In devoting a volume to the romance and folk-lore of Virginity, it may not be inappropriate first to examine the psychology of a word and a quality as magical as they are misused.
What is virginity? Is it the possession intact of that delicate piece of membrane, the poets’ ‘flos virginitatis,’ or is it some indescribable, intangible attribute in no sense dependent on physical perfection? Does it imply abstention from and ignorance of all sexual pleasures, or must it be a chastity which falls little short of stupid, even criminal, innocence?
To us moderns, blessed (or cursed) with a smattering of science, woman is virginal just as long as we know or believe her to be, physical qualities notwithstanding. By the poet of the past, the romanticist, the mediæval lover, and the ignorant, physical as well as spiritual proofs were probably required or expected. To them, virginity was something tangible; to us it is not.
Nor is the reason far to seek.
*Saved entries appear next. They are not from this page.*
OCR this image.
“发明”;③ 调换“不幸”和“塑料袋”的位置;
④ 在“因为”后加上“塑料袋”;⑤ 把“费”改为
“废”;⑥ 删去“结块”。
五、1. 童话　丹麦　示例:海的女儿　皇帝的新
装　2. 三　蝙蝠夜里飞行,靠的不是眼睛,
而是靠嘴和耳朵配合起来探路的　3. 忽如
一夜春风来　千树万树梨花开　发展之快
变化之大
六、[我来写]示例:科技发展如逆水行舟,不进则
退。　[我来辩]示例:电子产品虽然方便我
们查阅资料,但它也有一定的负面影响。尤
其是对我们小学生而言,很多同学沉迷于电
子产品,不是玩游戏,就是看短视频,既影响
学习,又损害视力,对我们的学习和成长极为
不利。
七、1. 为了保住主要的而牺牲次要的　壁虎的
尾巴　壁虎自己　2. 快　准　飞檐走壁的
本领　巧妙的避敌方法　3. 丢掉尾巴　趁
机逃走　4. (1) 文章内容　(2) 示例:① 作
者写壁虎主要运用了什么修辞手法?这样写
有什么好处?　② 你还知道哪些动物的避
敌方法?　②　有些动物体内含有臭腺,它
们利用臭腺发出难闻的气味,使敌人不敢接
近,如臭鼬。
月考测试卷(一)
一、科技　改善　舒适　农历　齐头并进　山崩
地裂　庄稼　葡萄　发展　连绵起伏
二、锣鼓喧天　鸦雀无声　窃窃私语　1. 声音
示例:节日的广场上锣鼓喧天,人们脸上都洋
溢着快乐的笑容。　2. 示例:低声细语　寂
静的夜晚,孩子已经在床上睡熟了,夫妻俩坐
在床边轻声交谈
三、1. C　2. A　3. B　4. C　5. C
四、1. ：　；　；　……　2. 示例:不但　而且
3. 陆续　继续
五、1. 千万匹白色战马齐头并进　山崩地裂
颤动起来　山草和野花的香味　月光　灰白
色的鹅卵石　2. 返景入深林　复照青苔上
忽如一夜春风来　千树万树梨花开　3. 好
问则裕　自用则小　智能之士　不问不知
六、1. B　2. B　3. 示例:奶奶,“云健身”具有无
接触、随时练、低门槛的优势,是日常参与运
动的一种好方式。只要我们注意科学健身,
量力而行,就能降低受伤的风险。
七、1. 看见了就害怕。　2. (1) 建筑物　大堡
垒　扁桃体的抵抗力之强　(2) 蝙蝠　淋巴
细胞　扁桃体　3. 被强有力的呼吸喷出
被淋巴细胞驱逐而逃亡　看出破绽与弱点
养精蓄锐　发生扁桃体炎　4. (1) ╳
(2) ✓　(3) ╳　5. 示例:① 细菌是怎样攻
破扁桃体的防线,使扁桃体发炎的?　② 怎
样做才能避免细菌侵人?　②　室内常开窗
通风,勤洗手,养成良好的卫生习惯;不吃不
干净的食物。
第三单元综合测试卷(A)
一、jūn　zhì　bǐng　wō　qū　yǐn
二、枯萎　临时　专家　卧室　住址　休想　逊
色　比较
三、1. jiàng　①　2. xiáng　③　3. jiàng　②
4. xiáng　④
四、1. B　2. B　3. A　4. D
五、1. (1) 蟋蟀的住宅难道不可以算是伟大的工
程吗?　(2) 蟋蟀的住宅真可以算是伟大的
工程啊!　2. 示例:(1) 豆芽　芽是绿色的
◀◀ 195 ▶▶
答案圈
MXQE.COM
For while Havelock Ellis, the greatest authority on sexual psychology the world has known, describes the hymen as having acquired in human estimation a spiritual value which has made it far more than a part of the feminine body, ... “something that gives woman all her worth and dignity, ... her market value,” he goes on to point out that the presence or absence of the hymen is no real test of virginity.
“There are many ways,” he writes, (Studies in the Psychology of Sex: Philadelphia, 1914: vol. 5: Erotic Symbolism), “in which the hymen may be destroyed apart from coïtus.... On the other hand, integrity of the hymen is no proof of virginity, apart from the obvious fact that there may be intercourse without penetration.... The hymen may be of a yielding or folding type, so that complete penetration may take place and yet the hymen be afterwards found unruptured. It occasionally happens that the hymen is found intact at the end of pregnancy.”[1]
And while the foregoing is the exception rather than the rule, it goes far to prove the fallibility of the physical, tangible test.
To most of us, virginity is a quality supposedly prized at all times and by all races. This is far from the case. As Havelock Ellis points out, (op. cit.), virginity is not usually of any value among peoples who are entirely primitive. “Indeed, even in the classic civilisation which we inherit,” he writes, “it is easy to show that the virgin and the admiration for virginity are of late growth; the virgin goddesses were not originally virgins in our modern sense. Diana was the many-breasted patroness of childbirth before she became the chaste and solitary huntress, for the earliest distinction would appear to have been simply between the woman who was attached to a man and the woman who followed an earlier rule of freedom and independence; it was a later notion to suppose that the latter women were debarred from sexual intercourse.”
A French Army Surgeon, Dr. Jacobus X—, (Untrodden Fields of Anthropology: Charles Carrington: Paris, 1898), has some interesting remarks on the subject, and we offer no apology for reproducing them at length. Writing on the “Unimportance of the signs of virginity in the negress,” he says:—
“The Negroes of Senegal do not attach, as the Arabs do, considerable importance to the presence of the real signs of virginity in young girls.... The non-existence of the material proofs of virginity seldom give rise to any complaint on the part of the husband.... Moreover, the size of the virile member of the Negro[2] renders it difficult for him to detect any trick. The black bride, on the wedding night, shows herself expert in the art of simulating the struggles of an expiring virginity, and it is considered good taste for the girls to require almost to be raped. The least innocent young women are often the most clever at this game.